Speaking of domestic routine, if you have to be up and about indecently early in the morning then you could make yourself a consoling cup of tea in solitude and listen to Rumpole (Tuesday, 6am, Radio 4 Extra). This is the beginning of a 13-part series of adventures featuring John Mortimer’s fictional barrister. This version is graced by the performance of the late Maurice Denham in the title role. It will leave you with the reassurance that all is well with the world and will probably significantly add to your store of knowledge on the subject of blood stains.
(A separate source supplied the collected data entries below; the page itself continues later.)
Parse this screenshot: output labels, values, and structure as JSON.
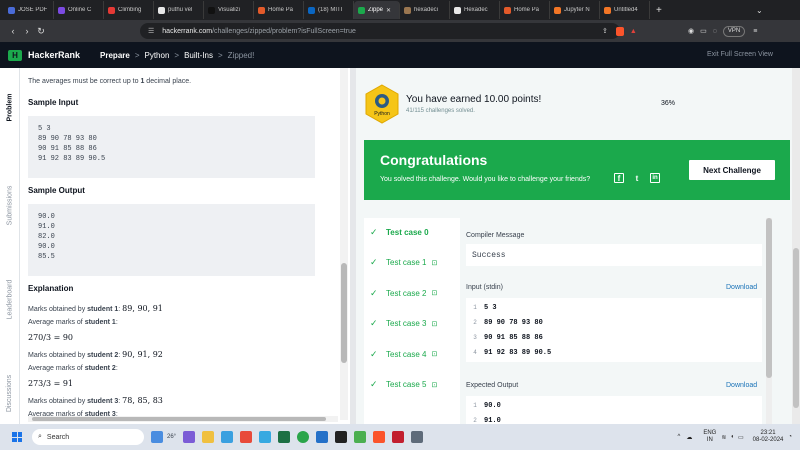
{
  "browser": {
    "tabs": [
      {
        "title": "JOSE PDF",
        "color": "#4a6bd8"
      },
      {
        "title": "Online C",
        "color": "#7b4ae2"
      },
      {
        "title": "Climbing",
        "color": "#e53935"
      },
      {
        "title": "puthu vel",
        "color": "#e8e8e8"
      },
      {
        "title": "Visualizi",
        "color": "#111111"
      },
      {
        "title": "Home Pa",
        "color": "#e35a2a"
      },
      {
        "title": "(18) MITI",
        "color": "#0a66c2"
      },
      {
        "title": "Zippe",
        "color": "#1ba94c",
        "active": true
      },
      {
        "title": "hexadeci",
        "color": "#9a7650"
      },
      {
        "title": "Hexadec",
        "color": "#e8e8e8"
      },
      {
        "title": "Home Pa",
        "color": "#e35a2a"
      },
      {
        "title": "Jupyter N",
        "color": "#f37626"
      },
      {
        "title": "Untitled4",
        "color": "#f37626"
      }
    ],
    "url_host": "hackerrank.com",
    "url_path": "/challenges/zipped/problem?isFullScreen=true",
    "vpn_label": "VPN"
  },
  "header": {
    "logo_mark": "H",
    "logo_text": "HackerRank",
    "crumbs": [
      "Prepare",
      "Python",
      "Built-Ins",
      "Zipped!"
    ],
    "crumb_sep": ">",
    "exit_fullscreen": "Exit Full Screen View"
  },
  "sidebar": {
    "tabs": [
      "Problem",
      "Submissions",
      "Leaderboard",
      "Discussions"
    ]
  },
  "problem": {
    "averages_note_pre": "The averages must be correct up to ",
    "averages_note_num": "1",
    "averages_note_post": " decimal place.",
    "sample_input_title": "Sample Input",
    "sample_input": "5 3\n89 90 78 93 80\n90 91 85 88 86\n91 92 83 89 90.5",
    "sample_output_title": "Sample Output",
    "sample_output": "90.0\n91.0\n82.0\n90.0\n85.5",
    "explanation_title": "Explanation",
    "marks_prefix": "Marks obtained by ",
    "avg_prefix": "Average marks of ",
    "students": [
      {
        "label": "student 1",
        "marks": "89, 90, 91",
        "calc": "270/3 = 90"
      },
      {
        "label": "student 2",
        "marks": "90, 91, 92",
        "calc": "273/3 = 91"
      },
      {
        "label": "student 3",
        "marks": "78, 85, 83",
        "calc": ""
      }
    ]
  },
  "result": {
    "earned": "You have earned 10.00 points!",
    "solved": "41/115 challenges solved.",
    "progress": "36%",
    "badge_label": "Python",
    "congrats_title": "Congratulations",
    "congrats_sub": "You solved this challenge. Would you like to challenge your friends?",
    "next_button": "Next Challenge",
    "social_icons": [
      "facebook-icon",
      "twitter-icon",
      "linkedin-icon"
    ]
  },
  "testcases": [
    {
      "label": "Test case 0",
      "locked": false,
      "active": true
    },
    {
      "label": "Test case 1",
      "locked": true
    },
    {
      "label": "Test case 2",
      "locked": true
    },
    {
      "label": "Test case 3",
      "locked": true
    },
    {
      "label": "Test case 4",
      "locked": true
    },
    {
      "label": "Test case 5",
      "locked": true
    }
  ],
  "testcase_detail": {
    "compiler_label": "Compiler Message",
    "compiler_message": "Success",
    "input_label": "Input (stdin)",
    "download": "Download",
    "input_lines": [
      "5 3",
      "89 90 78 93 80",
      "90 91 85 88 86",
      "91 92 83 89 90.5"
    ],
    "expected_label": "Expected Output",
    "expected_lines": [
      "90.0",
      "91.0"
    ]
  },
  "taskbar": {
    "search_placeholder": "Search",
    "weather": "26°",
    "lang_top": "ENG",
    "lang_bottom": "IN",
    "time": "23:21",
    "date": "08-02-2024"
  }
}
One of the best programmes of last year was an episode of Archive On 4 simply made up of old interviews with John Lennon. The producers of that show have taken the same approach with David Bowie: Verbatim (Saturday, 8pm, Radio 4), featuring some of the most memorable interviews with the man who couldn’t resist giving a reporter a good headline, and often made a habit of blurting out the first thing that came into his head on being confronted by the awed interviewer and their expectant recorder.